The following uses the same model and assumptions described in “Local Control Using Mesh Constraints”, but instead of manually creating a region as that example demonstrates, relies on overlapping solids and the built-in rules for overlap handling to control meshing locally. This works because when overlaps occur (on volumes, surfaces, or edges) the smaller element size wins.
To use this approach you need to create a second solid that represents the sub-volume, that does not extend outside the gun. To do this:
Create the sub-volume of the gun, as in “Local Control Using Mesh Constraints”.
Make a copy of the gun solid and place it some distance from the original along one of the coordinate axes.
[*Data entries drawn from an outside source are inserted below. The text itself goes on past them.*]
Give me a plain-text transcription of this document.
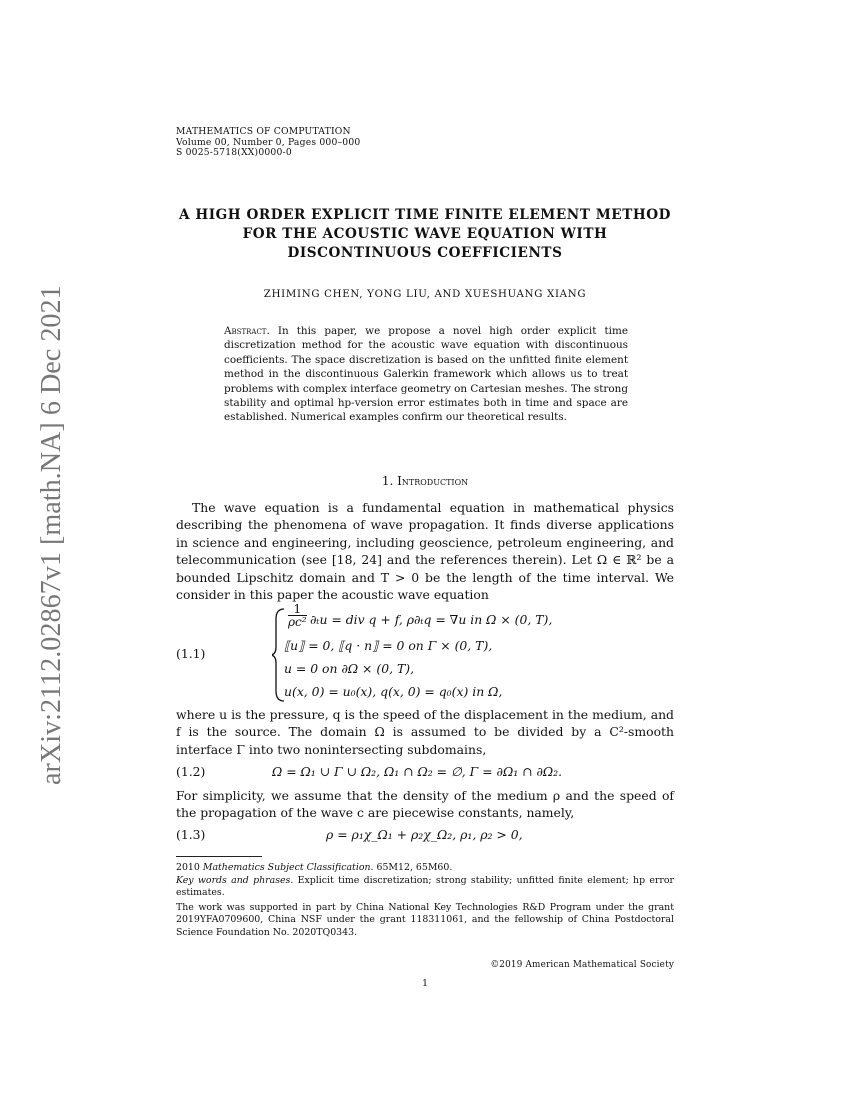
arXiv:2112.02867v1 [math.NA] 6 Dec 2021
MATHEMATICS OF COMPUTATION
Volume 00, Number 0, Pages 000–000
S 0025-5718(XX)0000-0
A HIGH ORDER EXPLICIT TIME FINITE ELEMENT METHOD
FOR THE ACOUSTIC WAVE EQUATION WITH
DISCONTINUOUS COEFFICIENTS
ZHIMING CHEN, YONG LIU, AND XUESHUANG XIANG
Abstract. In this paper, we propose a novel high order explicit time discretization method for the acoustic wave equation with discontinuous coefficients. The space discretization is based on the unfitted finite element method in the discontinuous Galerkin framework which allows us to treat problems with complex interface geometry on Cartesian meshes. The strong stability and optimal hp-version error estimates both in time and space are established. Numerical examples confirm our theoretical results.
1. Introduction
The wave equation is a fundamental equation in mathematical physics describing the phenomena of wave propagation. It finds diverse applications in science and engineering, including geoscience, petroleum engineering, and telecommunication (see [18, 24] and the references therein). Let Ω ∈ ℝ² be a bounded Lipschitz domain and T > 0 be the length of the time interval. We consider in this paper the acoustic wave equation
(1.1)
$\frac{1}{\text{ρc²}} \partial_tu$ = div q + f, ρ∂ₜq = ∇u in Ω × (0, T),
⟦u⟧ = 0, ⟦q · n⟧ = 0 on Γ × (0, T),
u = 0 on ∂Ω × (0, T),
u(x, 0) = u₀(x), q(x, 0) = q₀(x) in Ω,
where u is the pressure, q is the speed of the displacement in the medium, and f is the source. The domain Ω is assumed to be divided by a C²-smooth interface Γ into two nonintersecting subdomains,
(1.2)	Ω = Ω₁ ∪ Γ ∪ Ω₂, Ω₁ ∩ Ω₂ = ∅, Γ = ∂Ω₁ ∩ ∂Ω₂.
For simplicity, we assume that the density of the medium ρ and the speed of the propagation of the wave c are piecewise constants, namely,
(1.3)	ρ = ρ₁χ_Ω₁ + ρ₂χ_Ω₂, ρ₁, ρ₂ > 0,
2010 Mathematics Subject Classification. 65M12, 65M60.
Key words and phrases. Explicit time discretization; strong stability; unfitted finite element; hp error estimates.
The work was supported in part by China National Key Technologies R&D Program under the grant 2019YFA0709600, China NSF under the grant 118311061, and the fellowship of China Postdoctoral Science Foundation No. 2020TQ0343.
©2019 American Mathematical Society
1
Translate the sub-volume into the copy of the gun.
On the Structure ribbon in the Entity Modification group, click the Boolean button and select Intersect. Press the Ctrl key and pick the copy of the gun and the subvolume. Press Enter or click Done to complete the intersection.
Translate the resulting solid back into the original gun.
Set an element size on the resulting solid, using either solid parameters or a mesh constraint.
With this method there is no need to worry about attribute assignments because the topology of the original solid is not impacted. However, additional faces and edges are added to the model, which can complicate picking and overall topology. Complications can arise if you want to control meshing in additional sub-volumes. Mesh Control solid can extend outside your model - such volume is thrown away by the mesher.